Handel Would Love It December 20, 2000 William Shields (Vienna, Va USA) 9 out of 9 found this review helpful
Those who believe that G.F. Handel would have frowned on this rendition of his great work know nothing about him. Handel was at heart an operatic composer, turning from Italian grand opera to the oratorio form in mid-career. He loved the grandiose, the sublime, and most of all, the exciting. His operas and oratorios are suffused with powerful arias, ensembles and choruses. Beecham was a musical genius, a scholar of music and of Handel, and knew exactly what he was aiming for this splendid recording. I believe Handel himself would have hated many of the precious "period" performances we hear today--in person and in recording--featuring tiny, white-colored solo voices, clipped tempi and rigid dynamics.
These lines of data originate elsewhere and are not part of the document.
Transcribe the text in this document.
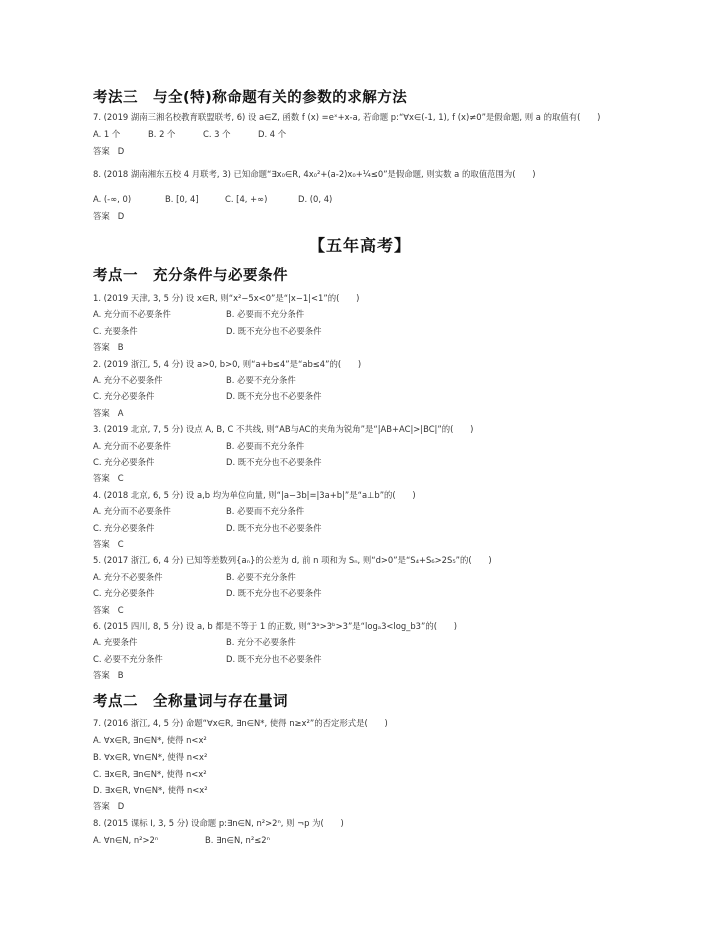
考法三　与全(特)称命题有关的参数的求解方法
7. (2019 湖南三湘名校教育联盟联考, 6) 设 a∈Z, 函数 f (x) =eˣ+x-a, 若命题 p:“∀x∈(-1, 1), f (x)≠0”是假命题, 则 a 的取值有(　　)
A. 1 个	B. 2 个	C. 3 个	D. 4 个
答案 D
8. (2018 湖南湘东五校 4 月联考, 3) 已知命题“∃x₀∈R, 4x₀²+(a-2)x₀+¼≤0”是假命题, 则实数 a 的取值范围为(　　)
A. (-∞, 0)	B. [0, 4]	C. [4, +∞)	D. (0, 4)
答案 D
【五年高考】
考点一　充分条件与必要条件
1. (2019 天津, 3, 5 分) 设 x∈R, 则“x²−5x<0”是“|x−1|<1”的(　　)
A. 充分而不必要条件	B. 必要而不充分条件
C. 充要条件	D. 既不充分也不必要条件
答案 B
2. (2019 浙江, 5, 4 分) 设 a>0, b>0, 则“a+b≤4”是“ab≤4”的(　　)
A. 充分不必要条件	B. 必要不充分条件
C. 充分必要条件	D. 既不充分也不必要条件
答案 A
3. (2019 北京, 7, 5 分) 设点 A, B, C 不共线, 则“AB与AC的夹角为锐角”是“|AB+AC|>|BC|”的(　　)
A. 充分而不必要条件	B. 必要而不充分条件
C. 充分必要条件	D. 既不充分也不必要条件
答案 C
4. (2018 北京, 6, 5 分) 设 a,b 均为单位向量, 则“|a−3b|=|3a+b|”是“a⊥b”的(　　)
A. 充分而不必要条件	B. 必要而不充分条件
C. 充分必要条件	D. 既不充分也不必要条件
答案 C
5. (2017 浙江, 6, 4 分) 已知等差数列{aₙ}的公差为 d, 前 n 项和为 Sₙ, 则“d>0”是“S₄+S₆>2S₅”的(　　)
A. 充分不必要条件	B. 必要不充分条件
C. 充分必要条件	D. 既不充分也不必要条件
答案 C
6. (2015 四川, 8, 5 分) 设 a, b 都是不等于 1 的正数, 则“3ᵃ>3ᵇ>3”是“logₐ3<log_b3”的(　　)
A. 充要条件	B. 充分不必要条件
C. 必要不充分条件	D. 既不充分也不必要条件
答案 B
考点二　全称量词与存在量词
7. (2016 浙江, 4, 5 分) 命题“∀x∈R, ∃n∈N*, 使得 n≥x²”的否定形式是(　　)
A. ∀x∈R, ∃n∈N*, 使得 n<x²
B. ∀x∈R, ∀n∈N*, 使得 n<x²
C. ∃x∈R, ∃n∈N*, 使得 n<x²
D. ∃x∈R, ∀n∈N*, 使得 n<x²
答案 D
8. (2015 课标 Ⅰ, 3, 5 分) 设命题 p:∃n∈N, n²>2ⁿ, 则 ¬p 为(　　)
A. ∀n∈N, n²>2ⁿ	B. ∃n∈N, n²≤2ⁿ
I have tossed several CD sets in the basket from sheer boredom. Listen to Beecham and his superb forces, and you will feel what Handel wanted you to feel, which would please him a great deal more than "authenticity."
Beautifully bloated December 28, 2001 8 out of 8 found this review helpful
It's always good to have a recording or two where the conductor insists on playing the piece exactly as the composer intended so that we have a benchmark. (Even though it's presumptive to guess what a composer would do with a score after it has been sitting around for a couple hundred years.) It's even better when a conductor has the vision and guts to lay an interpretation over the score. Beecham not only interprets, he rewrites. Big lumbering Messiahs seem to have been the norm until the 1960's. Beecham was working from that tradition, but he was as much of a showman as Handel. Remember that he started out by setting up his own orchestra and later morphed it into the Royal Philharmonic. No university musician, this guy. He created a Messiah that is a product of its time. It is pure 1950s Hollywood - the same ilk as wide-screen films and unhistorical biblical spectaculars. He pumped up the orchestra with lots of modern istruments (especially percussion) that Handel didn't have. The forces are very large. Everything is bigger than life. The glitz is intentional and I think there is a place for it along side the traditional Victorian and authentic instrument performances so beloved by MC (musically correct) audiences. You also get the unrivaled voice of Jon Vickers. And, Beecham keeps the Brit hootiness in the performance, particularly in the female soloists. This performance has all of the elevating pomposity that many of us enjoy in Messiah; but it also is fun. What a novel idea in classical music!